Girl Stories by Lauren Weinstein
Great funny, awkward, painfully sincere strips about being a teenage girl, dealing with cliques, inconsistent friends, bullies, alternately yearning for and being disappointed by boys, all that stuff. Just bursting with vitality on every page. It was drawn over a period of many years so Weinstein's style varies quite a bit, but it's always infused with a ton of personality, especially in the way she purposefully warps her own image in accordance with her mood and the way she sees herself in a particular story. The episodic structure works wonderfully, all these little snippets, scenelets, and gag strips gradually accumulating into a patchwork image of the high school years. Definitely a classic.
Scrublands by Joe Daly
Finally picked up on HFC's suggestion to read some Daly. Well... it's OK. This book is dominated by a lengthy, semi-abstract strip called "Pre-Baby," which is actually quite good - a blobby human-like form drifts passively through landscapes that alternately suggest the inside of the body, the bottom of the sea, alien planets, and sexualized human forms, all on a journey towards a kind of birth. It's pretty cool, and Daly's pseudo-abstract cartooning is a lot of fun. It's surrounded by a whole bunch of shorter gag strips mostly starring a pair of slacker buddies, and those are very much not my kind of thing. In those strips, Daly's debt to American underground cartoonists is very obvious, and maybe a little bit too to 90s indie solo anthology guys like Clowes, Brown, Burns, etc. This work feels pretty derivative, very much already done, and it's kind of blank to me - not especially funny, and it's not at all clear what the point even is. Maybe the humor just goes over my head but I didn't really feel this book at all other than "Pre-Baby."

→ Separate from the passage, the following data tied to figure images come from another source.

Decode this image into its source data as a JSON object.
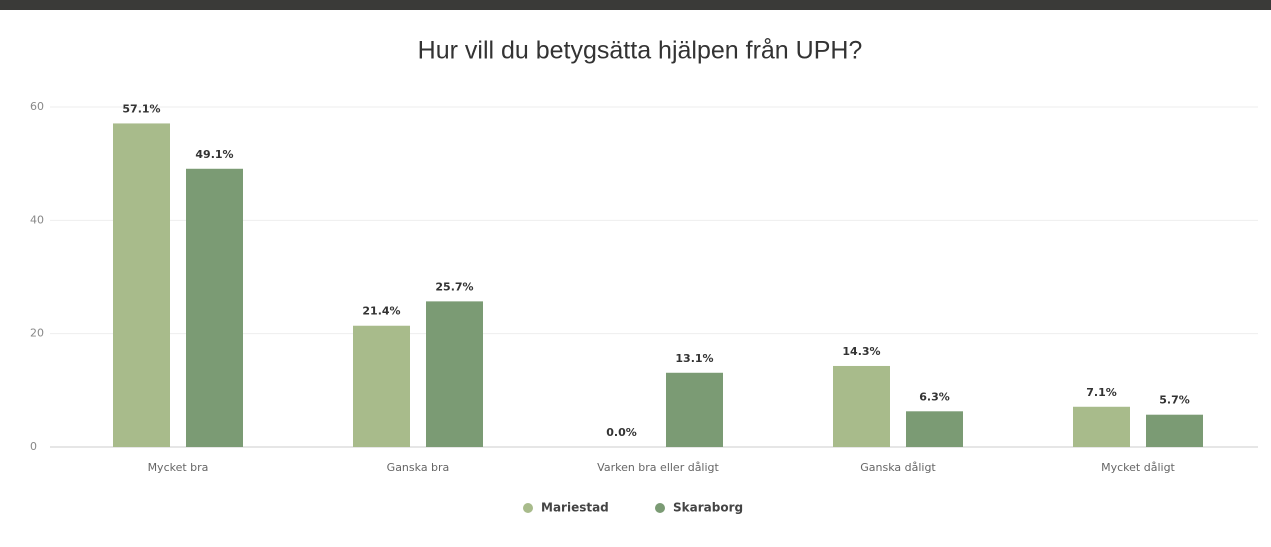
{
  "chart_data": {
    "type": "bar",
    "title": "Hur vill du betygsätta hjälpen från UPH?",
    "categories": [
      "Mycket bra",
      "Ganska bra",
      "Varken bra eller dåligt",
      "Ganska dåligt",
      "Mycket dåligt"
    ],
    "series": [
      {
        "name": "Mariestad",
        "color": "#a8bb8b",
        "values": [
          57.1,
          21.4,
          0.0,
          14.3,
          7.1
        ],
        "value_labels": [
          "57.1%",
          "21.4%",
          "0.0%",
          "14.3%",
          "7.1%"
        ]
      },
      {
        "name": "Skaraborg",
        "color": "#7b9b74",
        "values": [
          49.1,
          25.7,
          13.1,
          6.3,
          5.7
        ],
        "value_labels": [
          "49.1%",
          "25.7%",
          "13.1%",
          "6.3%",
          "5.7%"
        ]
      }
    ],
    "ylim": [
      0,
      60
    ],
    "yticks": [
      0,
      20,
      40,
      60
    ],
    "grid": true
  }
}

Highbone Theater by Joe Daly
This was much more interesting to me, though I'm still not entirely sure how I feel about it overall. It took me a bit to get really into it, but gradually its savage mockery of hyper-masculine, macho culture really started to win me over in a way the shorter strips in Scrublands never did. Daly's cartooning, it should be said first off, is at an extremely high level here, this stuff looks amazing. His beefy-bodied, tiny-headed caricatures have this amazing physicality and rubbery way of moving and gesturing that's just really fun to look at above all. And the book is an epic, nearly 600 pages long, but the imagery never really wears thin because Daly mixes it up really well, throwing in color segments and shifting between reality, dreams, hallucinations, movie scenes, and amorphous sequences in between these various levels of reality. Parts of this I find especially funny and satirically sharp. The protagonist, Palmer, is a bit of a loner and weirdo who never fits in with his stereotypical "bro" buddies, and I really got a kick out of all the scenes that parody that kind of dude-dominated party culture. Daly's use of awkward silences, juxtaposed with the goofy, strangely vulnerable-looking faces of his characters, makes a lot of these conversations really hilarious, odd, and even poignant in a way that's hard to precisely put a finger on. Good stuff. But it is a looooong book, and not all of it connects in quite the same way - a lot of the conspiracy chatter loses me, and unfortunately kind of takes over the book towards the end and I'm not at all sure what I'm meant to make of any of that stuff. Some of the portrayals of black people are also pretty
and I'm not sure if I just feel that way because Daly is a white South African dude but it feels weird that in this book set in Africa, black people pretty much only pop up as figures of nightmare and violence - maybe that's meant to portray the perspective of these (white) characters, but it definitely feels half-baked at best. It's in stuff like that that I see why Wombatz could come away from this thinking it's stereotypically hyper-American, and not in a good way. Still, this is a pretty fascinating book and Daly is undeniably a top-notch cartoonist so even the parts that don't really work are still pretty wild to just look at, and I came away from this all the more intrigued by him overall even if I can't say I love this straight through.
Frontier #16 by Ako Castuera
I'm probably always going to be the kind of philistine who likes the issues of this series that focus on comics best, but this sculpture showcase is still pretty neat. Castuera's work recalls various kinds of folk art but with lots of weird, subtle twists to it that betray a twisty personal mythology and an odd sense of humor. Her forms meld animals, bits of modern detritus, images of gods and mythological creatures, and painted patterns. The photographs are all really good and capture the details and nuances of her work up close really well. A nice little exhibit.